COM MAIS DE 20 ANOS DE EXPERIÊNCIA NA ÁREA, VANDA LOUREIRO FALA SOBRE O SEU PERCURSO, A IMPORTÂNCIA DA SAÚDE MENTAL EM PORTUGAL E O PAPEL DAS ASSOCIAÇÕES COMUNITÁRIAS NA PREVENÇÃO E PROMOÇÃO DO BEM-ESTAR. NUMA CONVERSA COM A REVISTA QUALIDADE & INOVAÇÃO, REFLETE AINDA SOBRE OS DESAFIOS DO ESTIGMA, A NECESSIDADE DE LITERACIA EM SAÚDE MENTAL E O IMPACTO DA TECNOLOGIA NO FUTURO DA PROFISSÃO.
PODE PARTILHAR CONNOSCO O SEU PERCURSO PROFISSIONAL E O QUE A LEVOU A ESCOLHER A ÁREA DA PSICOLOGIA COM FOCO NO APOIO SOCIAL E COMUNITÁRIO?
A Psicologia sempre me fascinou por permitir aliar conhecimento científico a valores como a empatia e a promoção do bem-estar. Licenciei-me em 2003 e após estagiar numa IPSS e com mestrado em Psicologia das Emoções, descobri a minha verdadeira vocação na Associação Pigmaleão, com uma equipa multidisciplinar invisto continuamente na minha atualização, acreditando que a formação constante é indispensável para prestar um serviço de qualidade.
Lema da Associação: contribuir para a autonomia de pessoas em situação de vulnerabilidade e para uma sociedade mais justa.
COMO CARACTERIZA ATUALMENTE A SAÚDE MENTAL EM PORTUGAL E QUE DESAFIOS PERSISTEM?
Vivemos um ponto de viragem após a pandemia: hoje temos consciência e abertura para falar de saúde mental. Contudo, persistem desigualdades no acesso, sobretudo entre zonas rurais e urbanas, assim como problemas associados à pobreza, ao isolamento, à migração e à violência.
O estigma continua presente, ainda se confunde saúde mental com ausência de doença. Mas trata-se de um estado de bem-estar que permite lidar com as exigências da vida. Em Portugal, privilegiamos o tratamento em vez da prevenção.
É fundamental investir em literacia em saúde mental desde cedo, nomeadamente nas escolas, e assegurar cuidados acessíveis e equitativos.
QUE INICIATIVAS DESENVOLVEM PARA GARANTIR CONTINUIDADE NO CUIDADO?
Promovemos sobretudo a prevenção. Trabalhamos em escolas para reduzir riscose reforçar competências emocionais, palestras e workshops dirigidos a alunos, pais e professores. Abordamos temas como bullying, autismo, violência no namoro, bem-estar no trabalho, burnout e stress.
O objetivo é a psicoeducação, onde a saúde mental se integra no quotidiano e não apenas em momentos de crise.
COMO VÊ A RELAÇÃO ENTRE SAÚDE MENTAL, FATORES COMO ALIMENTAÇÃO, EXERCÍCIO FÍSICO E REDES COMUNITÁRIAS?
Estes fatores estão profundamente interligados. A investigação mostra que não podemos dissociar a saúde mental de hábitos de vida saudáveis nem da qualidade das nossas relações sociais. O enfraquecimento das redes comunitárias, sobretudo nas cidades, tem impacto direto no bem-estar das pessoas.
QUE IMPACTO TEM A EVOLUÇÃO TECNOLÓGICA, EM PARTICULAR A INTELIGÊNCIA ARTIFICIAL, NA ÁREA DA SAÚDE MENTAL?

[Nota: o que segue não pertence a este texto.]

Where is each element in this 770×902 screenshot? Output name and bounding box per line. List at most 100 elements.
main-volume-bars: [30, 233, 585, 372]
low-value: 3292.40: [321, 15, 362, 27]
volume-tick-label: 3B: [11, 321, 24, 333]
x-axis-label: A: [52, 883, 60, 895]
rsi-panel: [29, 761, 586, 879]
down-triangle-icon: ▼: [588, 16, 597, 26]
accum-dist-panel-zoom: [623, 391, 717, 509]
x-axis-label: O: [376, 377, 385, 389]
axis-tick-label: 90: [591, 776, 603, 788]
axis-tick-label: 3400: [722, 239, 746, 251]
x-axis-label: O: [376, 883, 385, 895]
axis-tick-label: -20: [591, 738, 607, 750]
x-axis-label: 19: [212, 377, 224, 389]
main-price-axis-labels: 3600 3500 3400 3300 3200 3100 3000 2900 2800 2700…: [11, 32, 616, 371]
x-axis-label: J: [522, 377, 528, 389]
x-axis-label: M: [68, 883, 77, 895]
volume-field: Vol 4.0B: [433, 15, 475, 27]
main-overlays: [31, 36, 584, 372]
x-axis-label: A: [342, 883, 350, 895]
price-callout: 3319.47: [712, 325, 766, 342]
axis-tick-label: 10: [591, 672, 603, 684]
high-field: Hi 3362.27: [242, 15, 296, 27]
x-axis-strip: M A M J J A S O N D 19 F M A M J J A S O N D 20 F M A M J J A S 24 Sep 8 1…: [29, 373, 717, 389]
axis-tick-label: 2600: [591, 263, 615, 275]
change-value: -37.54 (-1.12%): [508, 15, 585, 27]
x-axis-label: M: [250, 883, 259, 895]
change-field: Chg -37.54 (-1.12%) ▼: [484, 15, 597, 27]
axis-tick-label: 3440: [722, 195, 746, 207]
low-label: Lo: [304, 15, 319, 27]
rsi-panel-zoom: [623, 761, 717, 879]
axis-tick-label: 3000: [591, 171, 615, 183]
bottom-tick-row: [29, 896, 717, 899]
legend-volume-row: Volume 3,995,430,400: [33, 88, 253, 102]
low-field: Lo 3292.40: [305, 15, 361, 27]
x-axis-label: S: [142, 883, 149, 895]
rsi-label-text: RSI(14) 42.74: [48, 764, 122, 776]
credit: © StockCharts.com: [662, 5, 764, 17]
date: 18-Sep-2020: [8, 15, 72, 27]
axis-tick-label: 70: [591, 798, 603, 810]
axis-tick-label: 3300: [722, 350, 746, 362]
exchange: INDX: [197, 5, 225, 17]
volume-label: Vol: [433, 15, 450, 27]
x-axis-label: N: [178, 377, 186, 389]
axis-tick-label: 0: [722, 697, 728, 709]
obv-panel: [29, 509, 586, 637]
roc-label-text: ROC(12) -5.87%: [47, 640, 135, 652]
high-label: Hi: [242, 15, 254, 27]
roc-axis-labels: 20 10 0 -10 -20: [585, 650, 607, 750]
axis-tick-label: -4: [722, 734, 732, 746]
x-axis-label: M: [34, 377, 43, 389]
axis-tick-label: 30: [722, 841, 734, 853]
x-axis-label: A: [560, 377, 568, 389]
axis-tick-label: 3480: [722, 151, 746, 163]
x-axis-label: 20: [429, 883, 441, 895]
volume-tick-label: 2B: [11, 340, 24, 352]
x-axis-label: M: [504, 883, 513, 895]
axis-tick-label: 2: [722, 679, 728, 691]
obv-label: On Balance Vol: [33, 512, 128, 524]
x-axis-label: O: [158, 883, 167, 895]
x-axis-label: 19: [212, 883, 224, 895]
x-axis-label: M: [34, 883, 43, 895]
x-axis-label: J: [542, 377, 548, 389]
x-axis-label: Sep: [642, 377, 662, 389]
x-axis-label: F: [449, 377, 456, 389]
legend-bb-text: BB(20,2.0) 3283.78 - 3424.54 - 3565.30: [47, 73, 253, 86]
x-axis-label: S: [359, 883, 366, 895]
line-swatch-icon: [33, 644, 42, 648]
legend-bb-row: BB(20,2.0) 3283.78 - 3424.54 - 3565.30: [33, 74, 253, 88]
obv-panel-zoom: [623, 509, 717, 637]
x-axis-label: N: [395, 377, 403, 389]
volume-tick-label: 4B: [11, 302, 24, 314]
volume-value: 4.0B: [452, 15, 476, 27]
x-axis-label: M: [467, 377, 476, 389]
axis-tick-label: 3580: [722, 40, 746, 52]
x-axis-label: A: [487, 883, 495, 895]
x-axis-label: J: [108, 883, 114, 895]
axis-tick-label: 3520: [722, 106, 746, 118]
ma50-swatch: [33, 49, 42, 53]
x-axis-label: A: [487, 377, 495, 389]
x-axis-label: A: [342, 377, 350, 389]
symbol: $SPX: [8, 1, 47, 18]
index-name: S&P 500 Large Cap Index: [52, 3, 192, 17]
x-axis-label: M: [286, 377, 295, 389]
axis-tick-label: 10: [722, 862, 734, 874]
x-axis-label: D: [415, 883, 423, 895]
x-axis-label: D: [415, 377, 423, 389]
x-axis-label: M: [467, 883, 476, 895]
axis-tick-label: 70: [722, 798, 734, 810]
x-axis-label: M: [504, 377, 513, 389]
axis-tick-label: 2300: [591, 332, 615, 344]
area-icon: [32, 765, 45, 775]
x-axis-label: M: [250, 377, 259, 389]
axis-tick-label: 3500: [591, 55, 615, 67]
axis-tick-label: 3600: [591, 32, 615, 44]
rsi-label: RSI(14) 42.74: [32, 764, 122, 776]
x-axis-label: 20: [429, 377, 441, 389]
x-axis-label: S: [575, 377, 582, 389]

Ao longo da carreira já se comparou o psicólogo a padres ou taxistas, por se dar pouca importância à saúde mental. Hoje surge um novo desafio: a inteligência artificial. Por um lado, abre novas possibilidades, como uma ferramenta de apoio a vários níveis e reduz barreiras à informação.
Por outro, levanta desafios éticos e humanos, já que nenhum recurso tecnológico pode substituir a relação terapêutica e a escuta empática, centrais nesta profissão.
A verdadeira mudança só acontecerá quando investirmos na prevenção, no cuidado contínuo e na promoção da empatia e do equilíbrio dentro das organizações e da sociedade.